The other thing I wanted people to think about when they saw these pieces side by side (and I did place them that way) was the difference in the delicacy and degradability in the objects found on both pieces. The heavy heavy hand of humanity and the delicate touches and whispers of the planet.
I won't lie though, this is not an ugly piece. It's quite tender- it brought me into an intimate relationship with my neighborhood that I've never had before. I feel like these are my people now: the sweet and playful, the gross and the ugly. It's not just tender for me, though - as an observer you can't help but think of the people and pets that lost the things on this canvas with a certain touch of sympathy or sadness, and you can't think about the people who willingly threw the cigarette cartons, soda cans and bottles without a hint of disgust for your fellow man. There are also things on Items Found Walking Between Hogwaller and Water St. Via Carleton Ave that just make you think about the daily lives of average people: tiny ziploc bags that could have been used for a multitude of things, hospital bracelets, playing cards, shoe straps, rubber duckie heads, doggie toys, you name it. On top of it all, the color grouping and all of the twinkling metal and glass actually make this piece pretty.

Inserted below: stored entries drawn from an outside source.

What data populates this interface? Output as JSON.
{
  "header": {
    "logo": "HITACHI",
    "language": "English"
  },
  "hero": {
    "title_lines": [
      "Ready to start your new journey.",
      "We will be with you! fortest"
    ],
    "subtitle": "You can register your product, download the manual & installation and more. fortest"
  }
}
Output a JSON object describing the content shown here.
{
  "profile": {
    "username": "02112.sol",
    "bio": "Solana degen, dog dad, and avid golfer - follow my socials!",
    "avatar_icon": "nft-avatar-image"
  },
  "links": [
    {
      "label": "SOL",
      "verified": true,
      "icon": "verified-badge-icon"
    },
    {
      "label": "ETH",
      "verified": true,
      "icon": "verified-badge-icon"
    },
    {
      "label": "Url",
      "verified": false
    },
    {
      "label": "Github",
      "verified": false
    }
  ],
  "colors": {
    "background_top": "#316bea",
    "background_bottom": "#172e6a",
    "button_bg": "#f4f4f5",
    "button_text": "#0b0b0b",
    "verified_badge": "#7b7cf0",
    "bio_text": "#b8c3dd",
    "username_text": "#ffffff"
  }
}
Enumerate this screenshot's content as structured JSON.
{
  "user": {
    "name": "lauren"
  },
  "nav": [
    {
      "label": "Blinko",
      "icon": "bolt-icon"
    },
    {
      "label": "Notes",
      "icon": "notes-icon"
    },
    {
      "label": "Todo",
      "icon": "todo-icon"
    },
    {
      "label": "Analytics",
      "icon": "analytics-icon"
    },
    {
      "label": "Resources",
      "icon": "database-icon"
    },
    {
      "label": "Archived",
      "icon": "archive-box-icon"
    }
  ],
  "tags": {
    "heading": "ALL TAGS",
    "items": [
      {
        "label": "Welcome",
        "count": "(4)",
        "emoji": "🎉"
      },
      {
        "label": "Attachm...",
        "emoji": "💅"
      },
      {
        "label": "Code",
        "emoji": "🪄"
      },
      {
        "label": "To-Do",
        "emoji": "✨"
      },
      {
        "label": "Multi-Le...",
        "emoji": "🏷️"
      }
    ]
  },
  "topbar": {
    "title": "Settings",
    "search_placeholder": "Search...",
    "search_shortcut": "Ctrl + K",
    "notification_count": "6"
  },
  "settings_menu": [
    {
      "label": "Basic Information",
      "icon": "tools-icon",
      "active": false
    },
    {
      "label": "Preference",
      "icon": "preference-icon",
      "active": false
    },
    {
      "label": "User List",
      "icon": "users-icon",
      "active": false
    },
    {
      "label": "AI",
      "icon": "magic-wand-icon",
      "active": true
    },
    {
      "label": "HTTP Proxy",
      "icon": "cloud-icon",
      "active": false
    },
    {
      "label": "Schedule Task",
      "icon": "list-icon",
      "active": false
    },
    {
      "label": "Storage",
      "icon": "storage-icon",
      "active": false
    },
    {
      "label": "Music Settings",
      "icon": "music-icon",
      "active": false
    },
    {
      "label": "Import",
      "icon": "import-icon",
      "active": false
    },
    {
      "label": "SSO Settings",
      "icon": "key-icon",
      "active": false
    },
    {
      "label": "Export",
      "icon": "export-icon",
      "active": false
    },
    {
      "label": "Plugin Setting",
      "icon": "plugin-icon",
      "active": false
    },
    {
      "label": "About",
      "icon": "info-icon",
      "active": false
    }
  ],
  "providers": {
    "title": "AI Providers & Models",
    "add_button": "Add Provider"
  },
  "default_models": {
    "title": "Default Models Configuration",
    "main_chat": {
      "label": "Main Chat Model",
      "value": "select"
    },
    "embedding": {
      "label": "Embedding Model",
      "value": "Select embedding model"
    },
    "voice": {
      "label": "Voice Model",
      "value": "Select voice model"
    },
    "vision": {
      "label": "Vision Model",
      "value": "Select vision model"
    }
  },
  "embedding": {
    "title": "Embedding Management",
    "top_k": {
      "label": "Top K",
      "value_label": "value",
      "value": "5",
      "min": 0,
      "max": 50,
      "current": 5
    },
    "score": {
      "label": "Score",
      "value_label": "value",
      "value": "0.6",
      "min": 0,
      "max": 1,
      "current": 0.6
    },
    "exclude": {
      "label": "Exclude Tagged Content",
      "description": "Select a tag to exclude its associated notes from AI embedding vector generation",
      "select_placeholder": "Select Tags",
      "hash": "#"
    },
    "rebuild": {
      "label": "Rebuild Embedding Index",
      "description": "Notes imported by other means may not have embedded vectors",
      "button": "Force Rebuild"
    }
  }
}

Lastly the collage-like composition of this piece as opposed to the loose symmetry of Summer Harvest was intentional. I see nature as organized and deliberate and humanity as sort of chaotic and wandering. I also like fitting the human things together in a sort of puzzle, nudging the idea that all things fit in somewhere in our species - we have room for everyone and there is no hierarchy amongst humans. We all throw shit away and lose things, too.